MerchGuard / Niche guides

Compliance by product niche.

Each niche has its own enforcement patterns. These pages cover the policy categories most likely to trigger takedowns for the specific product type.

Mugs

Mugs and drinkware sit in Nice Class 21 and concentrate three distinct enforcement surfaces: trademark from character/franchise/sport-team holders, food-contact safety regulation (FDA 21 CFR Part 109, California Prop 65 lead/cadmium thresholds), and substrate-claim listing-quality risks (porcelain vs stoneware vs earthenware vitrification, sublimation-print dishwasher fade). Each policy below covers what triggers takedowns specifically on mug listings.

Stickers

Stickers sit in Nice Class 16 (paper goods) but draw enforcement from sports leagues, character-IP holders, and consumer brands that file Class 16 defensively. The format also concentrates copyright sourcing risk (Pinterest grabs, traced characters, museum public-domain confusion), prohibited-items gradients (weapons, drugs, hate symbols, real-person depictions), and listing-quality overclaims (vinyl, waterproof, weatherproof).
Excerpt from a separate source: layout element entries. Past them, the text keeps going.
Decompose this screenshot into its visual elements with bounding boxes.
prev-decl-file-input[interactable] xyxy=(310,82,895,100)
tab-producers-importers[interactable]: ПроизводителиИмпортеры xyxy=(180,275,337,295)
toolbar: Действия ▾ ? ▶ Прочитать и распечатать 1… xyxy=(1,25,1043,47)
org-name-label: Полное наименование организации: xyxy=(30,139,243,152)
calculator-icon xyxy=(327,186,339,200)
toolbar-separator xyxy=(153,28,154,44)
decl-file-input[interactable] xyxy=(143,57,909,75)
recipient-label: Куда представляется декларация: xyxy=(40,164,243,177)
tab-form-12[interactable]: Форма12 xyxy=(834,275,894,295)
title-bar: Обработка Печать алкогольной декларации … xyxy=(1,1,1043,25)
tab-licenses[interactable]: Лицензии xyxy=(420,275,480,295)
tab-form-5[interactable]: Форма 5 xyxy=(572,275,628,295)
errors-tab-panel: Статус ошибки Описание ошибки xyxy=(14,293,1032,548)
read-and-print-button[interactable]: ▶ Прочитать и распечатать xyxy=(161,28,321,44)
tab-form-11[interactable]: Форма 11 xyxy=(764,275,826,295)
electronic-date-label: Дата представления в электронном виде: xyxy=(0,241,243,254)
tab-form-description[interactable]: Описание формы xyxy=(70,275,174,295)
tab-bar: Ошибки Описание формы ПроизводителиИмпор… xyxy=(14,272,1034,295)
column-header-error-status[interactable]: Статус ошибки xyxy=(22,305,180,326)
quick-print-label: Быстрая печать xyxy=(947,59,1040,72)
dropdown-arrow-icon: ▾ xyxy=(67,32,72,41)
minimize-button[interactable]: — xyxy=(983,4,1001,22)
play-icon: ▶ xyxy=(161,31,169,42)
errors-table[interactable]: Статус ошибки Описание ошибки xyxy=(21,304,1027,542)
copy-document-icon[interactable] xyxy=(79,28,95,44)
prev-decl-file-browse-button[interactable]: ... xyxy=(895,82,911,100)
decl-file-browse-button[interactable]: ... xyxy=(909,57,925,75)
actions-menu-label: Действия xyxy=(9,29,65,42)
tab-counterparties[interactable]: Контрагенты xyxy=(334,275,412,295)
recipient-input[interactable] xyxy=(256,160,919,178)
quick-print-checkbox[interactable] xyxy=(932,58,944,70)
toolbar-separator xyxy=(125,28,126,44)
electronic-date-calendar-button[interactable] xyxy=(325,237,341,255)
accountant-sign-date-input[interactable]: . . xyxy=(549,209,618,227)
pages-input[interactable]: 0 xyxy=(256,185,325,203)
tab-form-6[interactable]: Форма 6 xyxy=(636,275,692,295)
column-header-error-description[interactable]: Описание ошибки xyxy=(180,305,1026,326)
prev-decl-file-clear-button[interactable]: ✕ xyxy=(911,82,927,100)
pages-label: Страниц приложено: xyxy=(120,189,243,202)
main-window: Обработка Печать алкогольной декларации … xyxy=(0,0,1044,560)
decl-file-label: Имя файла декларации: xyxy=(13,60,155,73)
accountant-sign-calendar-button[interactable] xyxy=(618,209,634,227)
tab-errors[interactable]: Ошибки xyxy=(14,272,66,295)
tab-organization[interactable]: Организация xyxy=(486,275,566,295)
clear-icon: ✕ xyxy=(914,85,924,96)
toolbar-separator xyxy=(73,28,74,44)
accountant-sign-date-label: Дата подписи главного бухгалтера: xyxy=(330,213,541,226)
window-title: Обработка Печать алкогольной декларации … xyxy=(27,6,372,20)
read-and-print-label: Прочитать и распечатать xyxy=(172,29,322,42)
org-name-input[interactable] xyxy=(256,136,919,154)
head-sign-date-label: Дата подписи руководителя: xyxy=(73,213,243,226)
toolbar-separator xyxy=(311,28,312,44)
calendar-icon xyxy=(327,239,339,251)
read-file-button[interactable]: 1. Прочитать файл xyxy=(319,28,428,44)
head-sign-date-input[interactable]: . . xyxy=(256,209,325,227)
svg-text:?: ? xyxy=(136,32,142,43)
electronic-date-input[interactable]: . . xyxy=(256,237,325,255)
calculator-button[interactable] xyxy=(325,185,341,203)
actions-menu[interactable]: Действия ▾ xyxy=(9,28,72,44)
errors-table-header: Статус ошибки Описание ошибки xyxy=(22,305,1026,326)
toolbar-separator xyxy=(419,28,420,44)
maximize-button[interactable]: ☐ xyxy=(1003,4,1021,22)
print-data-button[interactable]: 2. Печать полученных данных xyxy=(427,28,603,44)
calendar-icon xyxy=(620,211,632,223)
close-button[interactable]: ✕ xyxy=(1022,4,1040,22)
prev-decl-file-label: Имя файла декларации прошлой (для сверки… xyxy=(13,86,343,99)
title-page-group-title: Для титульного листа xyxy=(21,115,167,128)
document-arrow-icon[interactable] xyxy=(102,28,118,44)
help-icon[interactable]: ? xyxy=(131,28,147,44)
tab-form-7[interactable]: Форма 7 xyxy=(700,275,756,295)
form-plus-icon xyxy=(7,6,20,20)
Each policy below covers what triggers takedowns specifically on sticker listings.

Tote bags

Tote bags fall under Nice Class 18 (often filed jointly with Class 25), with brand-specific trade-dress enforcement (Trader Joe's reusable patterns, museum tote programs), GOTS/OEKO-TEX/Bluesign substantiation requirements for organic and eco claims under FTC Green Guides §260.13, and the assembled-vs-handmade distinction that tightens production-partner disclosure. Each policy below covers what triggers takedowns specifically on tote-bag listings.

Phone cases

Phone cases live in Nice Class 9 (electronic device accessories), the trademark class Apple, Samsung, Google, the luxury fashion houses, and the major character franchises all hold deep portfolios in. The category also concentrates aggressive copyright enforcement (stock-photo licensing, traced anime art, AI style mimicry), prohibited-content edges (gun-printed cases, cannabis imagery, celebrity likenesses, EMF medical claims), device-fit listing-quality risks (iPhone 15 vs 15 Pro vs Pro Max, MagSafe certification, MIL-STD-810 substantiation), and the textbook production-partner-disclosure scenario when Casetify, Society6, Redbubble, or Printful manufactures and ships. Each policy below covers what triggers takedowns specifically on phone-case listings.

Jewelry

Jewelry is the most heavily regulated of the eight niches. CPSIA (16 CFR Part 1303) sets hard lead and cadmium limits for children's jewelry, FTC Jewelry Guides (16 CFR Part 23) define every karat / sterling / vermeil / gold-filled term, California Prop 65 and the EU Nickel Directive (94/27/EC) govern adult jewelry safety, and Nice Class 14 trademark portfolios from Pandora, Tiffany, Cartier, and the Disney charm program drive frequent takedowns. Each policy below covers what triggers takedowns specifically on jewelry listings.